Print Friendly, PDF & Email

Álvaro Pérez Fernández

El hombre es un lobo para el hombre. Quizás esa sea la metáfora que, cual lobo, devora ferozmente el metraje de la cinta del director tunecino Ala Eddine Slim. The Last of Us (2016) es una película sobre la supervivencia primigenia, tan primitiva como lírica, repleta de planos detalle que construyen un discurso cargado de significado. Un viaje dantesco donde nuestro protagonista vaga hacia el aciago mundo. Una barca que le exilia, cual Caronte, del orbe de los vivos.

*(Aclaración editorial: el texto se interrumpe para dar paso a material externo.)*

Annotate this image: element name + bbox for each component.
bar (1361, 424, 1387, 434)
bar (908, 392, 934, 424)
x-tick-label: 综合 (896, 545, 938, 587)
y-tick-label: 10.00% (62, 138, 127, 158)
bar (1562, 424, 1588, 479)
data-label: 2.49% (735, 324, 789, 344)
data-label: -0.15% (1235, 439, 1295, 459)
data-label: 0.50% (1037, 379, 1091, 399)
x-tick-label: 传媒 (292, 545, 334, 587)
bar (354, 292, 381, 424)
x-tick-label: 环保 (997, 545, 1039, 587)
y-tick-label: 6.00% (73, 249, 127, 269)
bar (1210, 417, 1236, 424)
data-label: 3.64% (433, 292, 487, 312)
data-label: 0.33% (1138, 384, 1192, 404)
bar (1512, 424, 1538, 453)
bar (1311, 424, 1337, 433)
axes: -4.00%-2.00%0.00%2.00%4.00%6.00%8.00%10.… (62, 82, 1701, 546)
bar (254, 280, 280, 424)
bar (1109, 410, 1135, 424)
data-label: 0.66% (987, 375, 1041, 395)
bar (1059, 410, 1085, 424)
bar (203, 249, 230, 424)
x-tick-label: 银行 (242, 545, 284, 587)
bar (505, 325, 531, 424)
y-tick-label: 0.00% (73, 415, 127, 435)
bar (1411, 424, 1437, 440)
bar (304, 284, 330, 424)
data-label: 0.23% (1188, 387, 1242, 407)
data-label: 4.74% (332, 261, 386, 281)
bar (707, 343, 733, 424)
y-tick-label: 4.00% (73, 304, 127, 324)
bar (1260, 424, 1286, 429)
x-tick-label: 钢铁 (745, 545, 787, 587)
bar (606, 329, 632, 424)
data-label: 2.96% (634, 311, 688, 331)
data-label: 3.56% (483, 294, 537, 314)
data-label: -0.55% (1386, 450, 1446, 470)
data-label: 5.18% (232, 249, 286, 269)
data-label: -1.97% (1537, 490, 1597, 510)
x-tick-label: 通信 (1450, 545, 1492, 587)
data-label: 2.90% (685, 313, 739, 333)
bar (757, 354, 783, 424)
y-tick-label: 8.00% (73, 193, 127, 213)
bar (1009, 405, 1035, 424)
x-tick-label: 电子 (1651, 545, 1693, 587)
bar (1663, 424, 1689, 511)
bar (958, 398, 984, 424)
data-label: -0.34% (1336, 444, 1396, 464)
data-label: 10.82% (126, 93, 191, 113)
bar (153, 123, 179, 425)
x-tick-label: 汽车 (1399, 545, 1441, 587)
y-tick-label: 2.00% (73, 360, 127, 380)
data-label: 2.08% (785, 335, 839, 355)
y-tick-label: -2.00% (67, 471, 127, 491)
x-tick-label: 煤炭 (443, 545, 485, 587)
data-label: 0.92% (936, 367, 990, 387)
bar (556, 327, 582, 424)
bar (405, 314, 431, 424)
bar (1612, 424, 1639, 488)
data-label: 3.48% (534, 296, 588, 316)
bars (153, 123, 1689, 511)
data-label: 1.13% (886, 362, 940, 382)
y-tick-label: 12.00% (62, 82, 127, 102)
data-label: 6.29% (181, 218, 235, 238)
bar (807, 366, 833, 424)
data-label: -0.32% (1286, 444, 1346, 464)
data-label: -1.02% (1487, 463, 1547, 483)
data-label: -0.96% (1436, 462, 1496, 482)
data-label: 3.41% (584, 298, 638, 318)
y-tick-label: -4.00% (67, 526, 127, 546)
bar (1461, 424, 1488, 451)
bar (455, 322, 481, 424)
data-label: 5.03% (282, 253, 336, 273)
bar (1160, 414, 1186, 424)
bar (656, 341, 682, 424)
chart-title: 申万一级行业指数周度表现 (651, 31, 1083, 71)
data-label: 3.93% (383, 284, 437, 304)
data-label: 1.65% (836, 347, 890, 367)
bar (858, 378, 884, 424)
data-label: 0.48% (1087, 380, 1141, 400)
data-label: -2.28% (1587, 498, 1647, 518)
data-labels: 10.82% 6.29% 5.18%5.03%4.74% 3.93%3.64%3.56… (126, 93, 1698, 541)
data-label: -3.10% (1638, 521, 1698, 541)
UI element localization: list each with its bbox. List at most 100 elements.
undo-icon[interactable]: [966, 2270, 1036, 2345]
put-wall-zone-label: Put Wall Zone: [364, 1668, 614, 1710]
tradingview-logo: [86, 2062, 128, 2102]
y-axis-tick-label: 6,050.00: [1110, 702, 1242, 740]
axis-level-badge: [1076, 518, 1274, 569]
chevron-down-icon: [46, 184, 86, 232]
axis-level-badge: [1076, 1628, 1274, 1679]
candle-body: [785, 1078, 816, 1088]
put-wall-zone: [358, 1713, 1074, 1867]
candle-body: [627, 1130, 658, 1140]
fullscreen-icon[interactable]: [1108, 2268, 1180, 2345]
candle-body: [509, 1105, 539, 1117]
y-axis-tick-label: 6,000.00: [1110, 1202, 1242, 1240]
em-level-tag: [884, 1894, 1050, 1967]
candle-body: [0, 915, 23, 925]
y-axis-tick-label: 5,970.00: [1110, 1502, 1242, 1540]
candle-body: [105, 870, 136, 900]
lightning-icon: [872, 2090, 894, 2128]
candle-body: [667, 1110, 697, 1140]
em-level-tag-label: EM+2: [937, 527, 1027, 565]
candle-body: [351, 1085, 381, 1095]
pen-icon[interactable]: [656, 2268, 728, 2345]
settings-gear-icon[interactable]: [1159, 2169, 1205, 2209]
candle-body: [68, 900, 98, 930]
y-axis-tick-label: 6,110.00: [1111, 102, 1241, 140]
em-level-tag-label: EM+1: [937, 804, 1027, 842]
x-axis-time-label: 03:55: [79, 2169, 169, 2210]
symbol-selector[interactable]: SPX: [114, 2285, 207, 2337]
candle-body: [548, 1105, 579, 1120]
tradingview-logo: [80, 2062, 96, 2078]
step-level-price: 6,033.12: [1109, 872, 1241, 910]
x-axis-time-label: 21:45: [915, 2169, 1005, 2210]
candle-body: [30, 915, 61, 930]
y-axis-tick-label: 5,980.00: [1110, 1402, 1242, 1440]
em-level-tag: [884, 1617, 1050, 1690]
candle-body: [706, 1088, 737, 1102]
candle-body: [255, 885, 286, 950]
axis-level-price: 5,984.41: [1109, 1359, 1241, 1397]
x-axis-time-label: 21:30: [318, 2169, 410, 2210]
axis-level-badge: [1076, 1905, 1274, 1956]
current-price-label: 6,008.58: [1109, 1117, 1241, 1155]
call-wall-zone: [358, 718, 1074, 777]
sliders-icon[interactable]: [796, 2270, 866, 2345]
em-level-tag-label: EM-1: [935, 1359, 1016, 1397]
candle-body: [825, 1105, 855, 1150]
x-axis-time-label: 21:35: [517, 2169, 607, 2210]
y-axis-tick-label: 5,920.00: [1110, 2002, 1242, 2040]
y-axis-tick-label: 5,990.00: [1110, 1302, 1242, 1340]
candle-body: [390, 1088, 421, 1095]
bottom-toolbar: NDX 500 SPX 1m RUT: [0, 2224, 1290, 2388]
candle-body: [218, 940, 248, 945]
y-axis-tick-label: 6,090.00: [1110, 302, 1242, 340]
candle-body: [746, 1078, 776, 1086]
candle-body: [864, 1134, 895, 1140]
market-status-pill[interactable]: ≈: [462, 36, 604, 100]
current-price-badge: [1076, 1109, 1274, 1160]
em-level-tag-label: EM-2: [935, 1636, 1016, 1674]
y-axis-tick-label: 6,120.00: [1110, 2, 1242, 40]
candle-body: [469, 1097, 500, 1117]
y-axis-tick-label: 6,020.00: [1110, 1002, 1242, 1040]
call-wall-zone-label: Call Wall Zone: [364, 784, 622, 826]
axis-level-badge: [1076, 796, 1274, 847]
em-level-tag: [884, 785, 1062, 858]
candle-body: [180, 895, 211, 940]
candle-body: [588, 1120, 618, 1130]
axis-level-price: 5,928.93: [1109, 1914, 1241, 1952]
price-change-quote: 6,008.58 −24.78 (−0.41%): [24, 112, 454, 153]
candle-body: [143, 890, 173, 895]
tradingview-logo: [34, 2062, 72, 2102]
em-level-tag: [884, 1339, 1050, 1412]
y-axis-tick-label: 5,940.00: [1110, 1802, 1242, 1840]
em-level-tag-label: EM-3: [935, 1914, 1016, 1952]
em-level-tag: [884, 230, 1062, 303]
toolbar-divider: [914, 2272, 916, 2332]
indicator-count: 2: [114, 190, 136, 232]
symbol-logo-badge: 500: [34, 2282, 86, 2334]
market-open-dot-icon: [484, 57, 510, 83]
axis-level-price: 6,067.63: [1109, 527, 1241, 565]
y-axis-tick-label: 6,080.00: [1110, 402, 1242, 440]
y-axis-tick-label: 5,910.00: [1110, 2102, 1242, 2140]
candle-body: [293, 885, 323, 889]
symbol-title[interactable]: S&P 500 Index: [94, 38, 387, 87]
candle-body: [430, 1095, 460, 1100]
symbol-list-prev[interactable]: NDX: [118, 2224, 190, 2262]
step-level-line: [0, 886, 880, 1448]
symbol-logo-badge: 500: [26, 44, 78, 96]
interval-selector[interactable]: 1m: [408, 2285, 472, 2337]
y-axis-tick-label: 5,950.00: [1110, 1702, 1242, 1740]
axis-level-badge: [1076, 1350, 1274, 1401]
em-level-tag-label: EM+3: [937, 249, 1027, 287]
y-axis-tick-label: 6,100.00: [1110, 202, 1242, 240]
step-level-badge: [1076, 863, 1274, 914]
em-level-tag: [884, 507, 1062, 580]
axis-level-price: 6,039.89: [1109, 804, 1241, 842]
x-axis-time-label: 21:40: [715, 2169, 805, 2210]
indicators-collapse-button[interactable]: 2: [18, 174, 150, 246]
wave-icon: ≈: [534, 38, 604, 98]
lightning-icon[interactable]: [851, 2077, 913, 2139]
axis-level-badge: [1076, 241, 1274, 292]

El protagonista sin nombre ofrece a través de su mirada un sorprendente relato sobre la distopía del presente. Todo se narra a través del viaje de un inmigrante en busca de occidente, enajenado en un terrible silencio víctima de la guerra y el mundo contemporáneo. Eddine esgrime en su sosiego una reflexión más allá de lo evidente, permitiendo al espectador reencontrarse con los roles humanos más básicos. El director define en la naturaleza la reconciliación con nuestro yo elemental, mostrando primero el sonido, después la imagen y luego la idea: cierra los ojos, respira y ábrelos. Una poesía que roza la fantasía. El ulular del bosque y sus criaturas evaden de la jungla urbana al protagonista, desprendiéndose de todo prejuicio, tópico o necesidad impostada.

Todo arde en The last of us, consumiéndose como el mundo que critica y observa. La fraternidad y la empatía se acoplan con delicadeza en las imágenes, otorgando a la distopía un matiz evocador y sencillista, pero totalmente abrumador. Del desierto a la frondosidad,, de la muchedumbre a la soledad. Por donde quiera que vague, la película completa y contempla el cruce de caminos de la sociedad actual, consumida y destruida por las imposturas humanas. Como el lobo, deberíamos saber convivir dentro y fuera de la manada pero, por encima de todo, con nosotros mismos.